If you have been through a C-section , then you are familiar with the long road of recovery. Now that I know what to expect I will be better prepared, rather than ambushed by what is to follow.
There is pain once the epidural is taken out.
Your pain management becomes oral, which means you have to stay on top of it. Request the pain meds, don’t try to be a hero. There was a moment when I felt fine, when my nurses got me out of bed to take a short walk across the room. It was mid-stride that the pain set in. I could neither walk nor sit because the pain was so intense. I could only stand there and cry, because everything hurt.
The pain meds will constipate you.
They will give you a stool softener to help you pass your first bowel movement. It hurts to even breathe so you can imagine what going poop is going to feel like, especially if you’re constipated from the pain meds. Drink lots of water prior to your delivery and eat fiber rich foods as well, to help prepare your body. This is probably good advice prior to any delivery, but especially C-sections. Continue to drink your water post-op in order to keep things moving- I wish I had. They wouldn’t let me eat solid food until I farted, or flatulated if you please. I was starving, having gone in early the day before, labored all day, not delivering via C-section until 12:21 am and not passing gas until late in the afternoon the following day. I definitely had a case of the mean hungries. I never wanted to fart so badly in my life.
Have a Boppy as part of your hospital bag.
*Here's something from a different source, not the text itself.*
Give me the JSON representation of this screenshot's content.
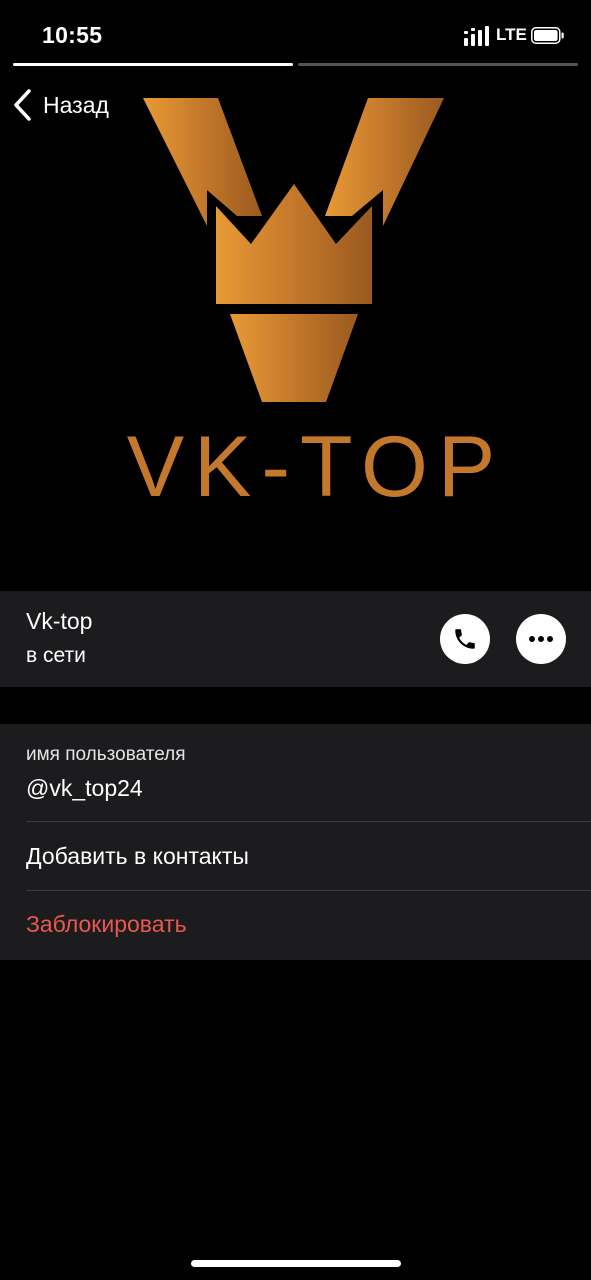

I would think this would be ideal for vaginal deliveries as well, but for a C-section, it’s necessary. Nursing your baby can be uncomfortable because of your incision. Placing a Boppy around you allows you to protect your incision and prop the baby up while nursing. They will show you a couple of different holds, but I found the football hold to work best for me. This is where you hold the baby tucked like a football under your arm while they nurse. The Boppy helps hold them comfortably in this position.
The Boppy aslo helps for bracing. You will want to apply a little pressure to your incision when you cough, laugh or sneeze. It is quite painful to do so without the bracing. I learned that the hard way. With a Boppy permanently attached around your middle like a lifesaver, you are prepared for any eventuality.
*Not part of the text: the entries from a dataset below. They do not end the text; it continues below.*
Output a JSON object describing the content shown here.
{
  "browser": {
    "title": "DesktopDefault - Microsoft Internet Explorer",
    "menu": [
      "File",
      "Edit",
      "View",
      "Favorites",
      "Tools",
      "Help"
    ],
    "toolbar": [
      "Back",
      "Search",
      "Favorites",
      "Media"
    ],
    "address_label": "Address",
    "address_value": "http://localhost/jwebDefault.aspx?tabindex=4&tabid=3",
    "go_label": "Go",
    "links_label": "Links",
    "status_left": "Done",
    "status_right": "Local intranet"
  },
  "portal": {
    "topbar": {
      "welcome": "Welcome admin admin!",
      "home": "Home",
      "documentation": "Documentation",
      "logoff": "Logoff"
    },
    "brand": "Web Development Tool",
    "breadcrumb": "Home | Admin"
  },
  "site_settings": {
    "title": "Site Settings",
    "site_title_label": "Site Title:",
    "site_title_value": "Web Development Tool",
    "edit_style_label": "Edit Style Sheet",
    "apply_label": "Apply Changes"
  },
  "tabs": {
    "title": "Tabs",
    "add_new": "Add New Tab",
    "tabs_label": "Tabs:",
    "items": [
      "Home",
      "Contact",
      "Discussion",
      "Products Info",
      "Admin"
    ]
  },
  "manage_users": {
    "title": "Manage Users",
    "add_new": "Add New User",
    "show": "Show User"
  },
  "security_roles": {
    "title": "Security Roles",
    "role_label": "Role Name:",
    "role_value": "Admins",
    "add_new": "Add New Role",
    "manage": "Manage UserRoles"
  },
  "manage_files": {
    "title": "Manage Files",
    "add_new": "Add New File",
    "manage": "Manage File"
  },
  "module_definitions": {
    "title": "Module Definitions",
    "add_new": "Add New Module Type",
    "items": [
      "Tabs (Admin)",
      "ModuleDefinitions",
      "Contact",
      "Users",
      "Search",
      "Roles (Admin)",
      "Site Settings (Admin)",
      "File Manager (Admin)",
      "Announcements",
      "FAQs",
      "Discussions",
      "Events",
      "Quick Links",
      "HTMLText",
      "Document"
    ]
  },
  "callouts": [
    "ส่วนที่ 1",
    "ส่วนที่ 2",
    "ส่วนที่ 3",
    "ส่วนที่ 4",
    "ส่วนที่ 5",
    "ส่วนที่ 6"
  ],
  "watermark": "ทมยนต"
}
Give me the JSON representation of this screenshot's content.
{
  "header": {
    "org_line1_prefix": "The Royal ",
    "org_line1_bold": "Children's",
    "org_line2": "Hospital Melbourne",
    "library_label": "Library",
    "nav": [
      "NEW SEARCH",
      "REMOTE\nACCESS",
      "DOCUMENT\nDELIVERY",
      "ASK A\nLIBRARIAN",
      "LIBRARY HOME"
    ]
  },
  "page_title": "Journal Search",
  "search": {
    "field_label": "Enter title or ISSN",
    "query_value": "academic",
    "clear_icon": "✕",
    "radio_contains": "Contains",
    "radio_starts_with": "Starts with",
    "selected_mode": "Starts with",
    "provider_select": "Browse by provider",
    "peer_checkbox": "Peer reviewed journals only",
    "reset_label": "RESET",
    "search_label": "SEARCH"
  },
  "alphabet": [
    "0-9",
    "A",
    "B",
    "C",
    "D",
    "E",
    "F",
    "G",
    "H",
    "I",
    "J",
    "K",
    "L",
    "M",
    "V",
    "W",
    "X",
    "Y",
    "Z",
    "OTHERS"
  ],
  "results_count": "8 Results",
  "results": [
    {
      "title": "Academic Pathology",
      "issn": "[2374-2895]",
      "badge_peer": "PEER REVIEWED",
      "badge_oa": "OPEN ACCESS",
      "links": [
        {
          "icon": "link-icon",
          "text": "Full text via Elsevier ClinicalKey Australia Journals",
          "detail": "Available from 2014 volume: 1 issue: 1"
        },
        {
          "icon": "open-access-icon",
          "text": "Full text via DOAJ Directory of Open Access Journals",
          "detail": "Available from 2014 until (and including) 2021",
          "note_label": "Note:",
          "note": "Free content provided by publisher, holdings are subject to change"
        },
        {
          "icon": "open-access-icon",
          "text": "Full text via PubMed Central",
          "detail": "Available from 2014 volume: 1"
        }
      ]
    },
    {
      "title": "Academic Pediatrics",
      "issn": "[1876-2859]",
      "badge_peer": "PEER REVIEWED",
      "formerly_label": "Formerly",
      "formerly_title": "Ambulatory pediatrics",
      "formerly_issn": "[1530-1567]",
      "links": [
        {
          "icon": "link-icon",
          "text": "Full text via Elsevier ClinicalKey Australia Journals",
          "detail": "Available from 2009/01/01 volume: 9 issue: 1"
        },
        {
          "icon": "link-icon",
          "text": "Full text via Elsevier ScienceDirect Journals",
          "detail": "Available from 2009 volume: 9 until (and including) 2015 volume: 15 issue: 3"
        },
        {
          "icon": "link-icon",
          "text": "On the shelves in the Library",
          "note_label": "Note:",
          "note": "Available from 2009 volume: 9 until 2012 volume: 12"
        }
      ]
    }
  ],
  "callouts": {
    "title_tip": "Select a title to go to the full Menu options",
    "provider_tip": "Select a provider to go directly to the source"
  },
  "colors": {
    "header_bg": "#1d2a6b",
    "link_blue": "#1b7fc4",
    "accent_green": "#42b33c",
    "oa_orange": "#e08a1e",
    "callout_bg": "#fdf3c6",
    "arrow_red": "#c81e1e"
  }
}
Be prepared for the bleeding.
Yes, you will bleed even though you did not give birth vaginally. You will probably get these really cute mesh panties that they stuff with the most ginormous pad you’ve ever seen. Believe me, it will reach its saturation point. I bought the extra long overnight, thin, pads for recovery at home. The long thin pads also make great bandages to keep your incision from weeping on you pants and underwear once you’re home. Follow prescribed wound care protocol of course, but this worked well for me.
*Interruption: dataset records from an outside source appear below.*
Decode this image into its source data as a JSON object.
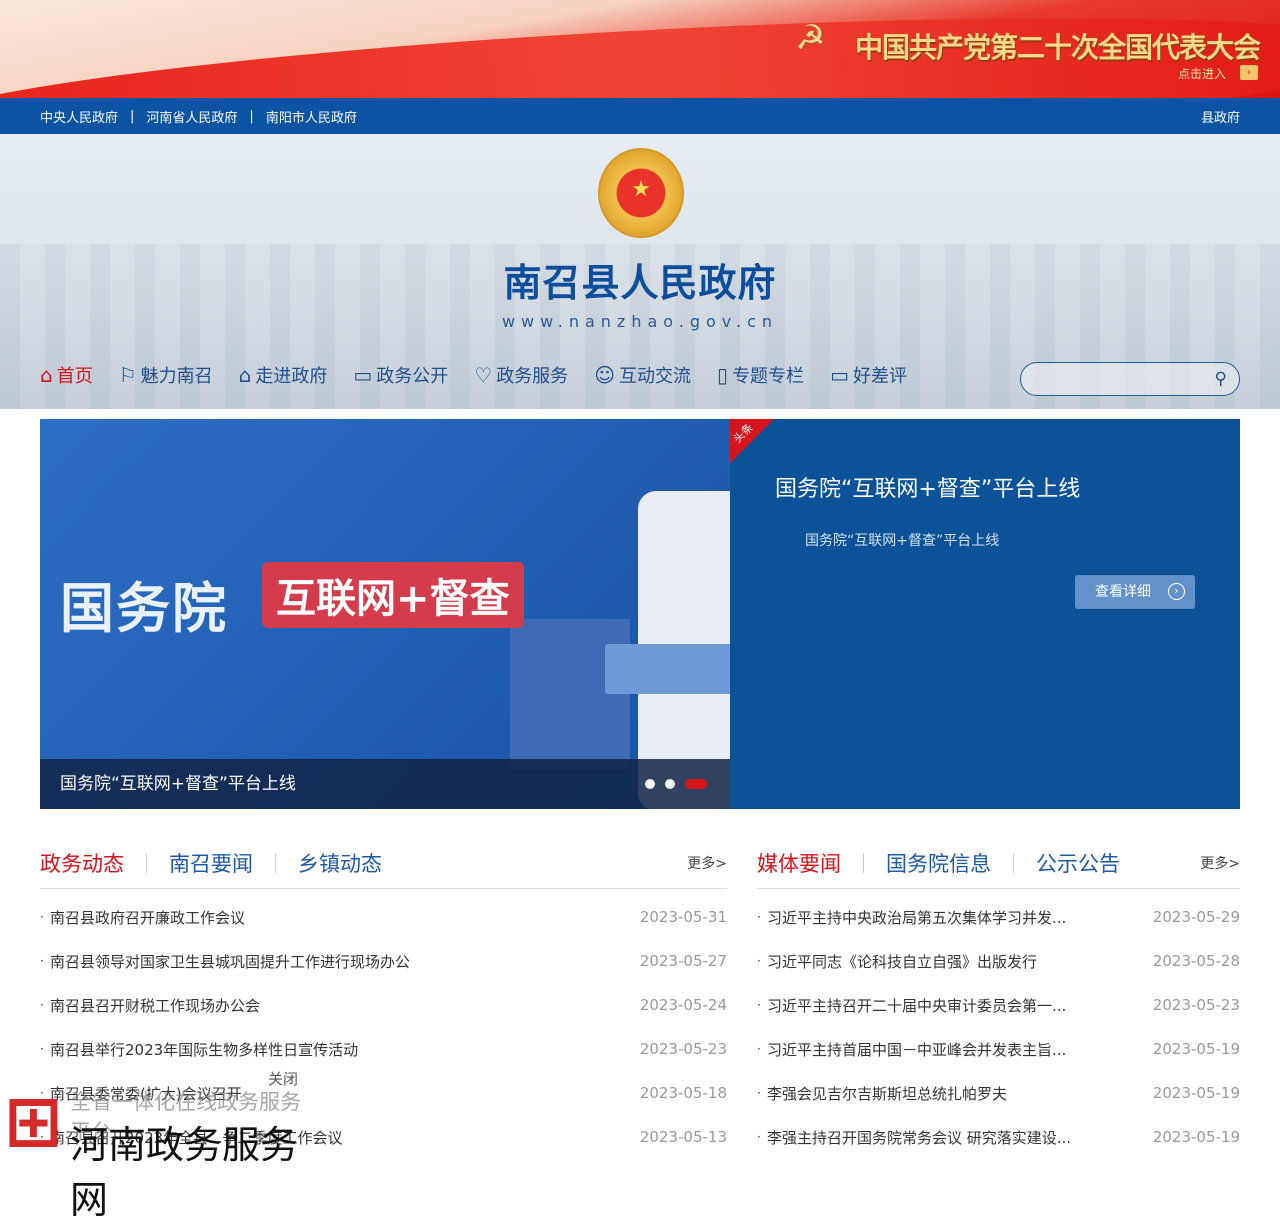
{
  "banner": {
    "title": "中国共产党第二十次全国代表大会",
    "enter": "点击进入"
  },
  "topbar": {
    "links": [
      "中央人民政府",
      "河南省人民政府",
      "南阳市人民政府"
    ],
    "right": "县政府"
  },
  "header": {
    "site_name": "南召县人民政府",
    "url": "www.nanzhao.gov.cn"
  },
  "nav": [
    "首页",
    "魅力南召",
    "走进政府",
    "政务公开",
    "政务服务",
    "互动交流",
    "专题专栏",
    "好差评"
  ],
  "search": {
    "placeholder": ""
  },
  "slider": {
    "img_text1": "国务院",
    "img_text2": "互联网+督查",
    "caption": "国务院“互联网+督查”平台上线",
    "tag": "头条",
    "title": "国务院“互联网+督查”平台上线",
    "subtitle": "国务院“互联网+督查”平台上线",
    "detail": "查看详细",
    "active_slide": 3,
    "slide_count": 3
  },
  "left_news": {
    "tabs": [
      "政务动态",
      "南召要闻",
      "乡镇动态"
    ],
    "more": "更多>",
    "items": [
      {
        "title": "南召县政府召开廉政工作会议",
        "date": "2023-05-31"
      },
      {
        "title": "南召县领导对国家卫生县城巩固提升工作进行现场办公",
        "date": "2023-05-27"
      },
      {
        "title": "南召县召开财税工作现场办公会",
        "date": "2023-05-24"
      },
      {
        "title": "南召县举行2023年国际生物多样性日宣传活动",
        "date": "2023-05-23"
      },
      {
        "title": "南召县委常委(扩大)会议召开",
        "date": "2023-05-18"
      },
      {
        "title": "南召县召开2023年全县...争二季度工作会议",
        "date": "2023-05-13"
      }
    ]
  },
  "right_news": {
    "tabs": [
      "媒体要闻",
      "国务院信息",
      "公示公告"
    ],
    "more": "更多>",
    "items": [
      {
        "title": "习近平主持中央政治局第五次集体学习并发...",
        "date": "2023-05-29"
      },
      {
        "title": "习近平同志《论科技自立自强》出版发行",
        "date": "2023-05-28"
      },
      {
        "title": "习近平主持召开二十届中央审计委员会第一...",
        "date": "2023-05-23"
      },
      {
        "title": "习近平主持首届中国－中亚峰会并发表主旨...",
        "date": "2023-05-19"
      },
      {
        "title": "李强会见吉尔吉斯斯坦总统扎帕罗夫",
        "date": "2023-05-19"
      },
      {
        "title": "李强主持召开国务院常务会议 研究落实建设...",
        "date": "2023-05-19"
      }
    ]
  },
  "float": {
    "close": "关闭",
    "line1": "全省一体化在线政务服务平台",
    "line2": "河南政务服务网"
  }
}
You cannot get up on your own for about 24 hrs.
Don’t even try. Your nurse will be getting you up and making you walk and you’ll hate them for it. You have to walk though and it’s for your own good, so be nice, say thank you and gut your way through it.
I found this link to a National Institute for Health website that has several link for various resources related to C-sections.
The important thing is to get through those first few days. Once you are discharged you will be caring for yourself and your baby. You will work out the kinks and get a routine that minimizes your discomfort. The healing process typically takes about 6 weeks, at which point you will have a follow up with your doctor and be released for full or appropriate activities based on your recovery.
Hopefully you get the delivery for which you planned, but I wish that I had planned for the possibility of a C-section. If you have been through a C-section, feel free to add any tips down in the comments.